In my early twenties, I simply refused to eat his muffins. I’d say I wasn’t hungry and go without breakfast. In part, I wanted to eat what I wanted to eat. And though, even then, I recognized that his muffins were an expression of love, I wanted a father who could say, “I love you,” or “What’s wrong?” or “Talk to me about what’s going on in your heart.”

But my father wouldn’t stop with the muffins. On my last day, he’d bake a fresh batch so I’d have some to take home with me. I asked him not to do this, but he did it anyway. I found it annoying. Not wanting to be a complete brat, I’d sometimes say “Thank you,” and then intentionally forget to bring the plate of muffins out to the car. Or I’d take the plate and throw it in a trash can at a highway rest stop. Sometimes the muffins would make it all the way back to the city with me and I’d give them to the first homeless person I saw.

In my late 20s I switched strategy and tried to avoid the whole muffin confrontation by getting up early on my last day and driving off before my father had time to bake. But then he started getting up earlier still. Things escalated. It got to the point where I’d set my alarm for 5:00 a.m. and miss a whole beautiful summer morning in Maine, just to avoid a muffin.

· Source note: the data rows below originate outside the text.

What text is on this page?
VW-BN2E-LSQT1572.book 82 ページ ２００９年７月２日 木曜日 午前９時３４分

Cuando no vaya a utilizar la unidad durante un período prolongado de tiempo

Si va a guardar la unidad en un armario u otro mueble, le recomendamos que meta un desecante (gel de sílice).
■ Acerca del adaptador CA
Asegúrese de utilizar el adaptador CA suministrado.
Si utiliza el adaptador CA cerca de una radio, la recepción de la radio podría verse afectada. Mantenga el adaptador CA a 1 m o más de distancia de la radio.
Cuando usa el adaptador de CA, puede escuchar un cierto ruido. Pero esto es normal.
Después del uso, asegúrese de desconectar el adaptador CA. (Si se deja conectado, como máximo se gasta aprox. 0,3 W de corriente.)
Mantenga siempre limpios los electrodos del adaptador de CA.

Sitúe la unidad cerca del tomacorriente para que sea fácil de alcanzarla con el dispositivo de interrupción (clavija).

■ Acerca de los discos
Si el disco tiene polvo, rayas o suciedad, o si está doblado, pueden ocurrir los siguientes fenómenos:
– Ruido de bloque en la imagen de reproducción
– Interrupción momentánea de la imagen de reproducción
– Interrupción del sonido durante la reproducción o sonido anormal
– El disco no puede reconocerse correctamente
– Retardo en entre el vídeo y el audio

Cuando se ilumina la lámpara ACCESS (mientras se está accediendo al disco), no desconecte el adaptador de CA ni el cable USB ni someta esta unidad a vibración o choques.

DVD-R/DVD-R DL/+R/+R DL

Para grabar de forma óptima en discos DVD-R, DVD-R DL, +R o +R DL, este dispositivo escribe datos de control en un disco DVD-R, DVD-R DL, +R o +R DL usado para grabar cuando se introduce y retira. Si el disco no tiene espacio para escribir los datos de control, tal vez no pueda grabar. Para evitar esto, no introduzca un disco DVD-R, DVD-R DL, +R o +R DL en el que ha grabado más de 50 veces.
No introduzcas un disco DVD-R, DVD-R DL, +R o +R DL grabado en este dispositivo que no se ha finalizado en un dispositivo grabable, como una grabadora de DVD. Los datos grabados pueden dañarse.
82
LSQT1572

Like a lot of people, when I reached my 30s, my relationship with my parents mellowed or matured. I’m not quite sure what happened, but things got easier. I started eating the muffins again. My father would put two on my plate. I’d return one to its hole in the muffin tin, but I ate the other one, slathered in butter and raspberry jam. It seemed, in some ways, like the easy way out. But it also seemed like a way to express the gratitude for all that my father had given me, all that I’d never actually said.

I got married and my husband would eat three or four muffins of my father’s muffins. I wasn’t sure whether to love him or hate him for this. And years went by, and everyone in our family ate dozens and dozens of muffins.

A lot has changed recently. My mother died. I got divorced. Some summer mornings now, it’s just my Dad and I at the breakfast table in Maine. We read the papers. We talk a little. And we eat our blueberry muffins.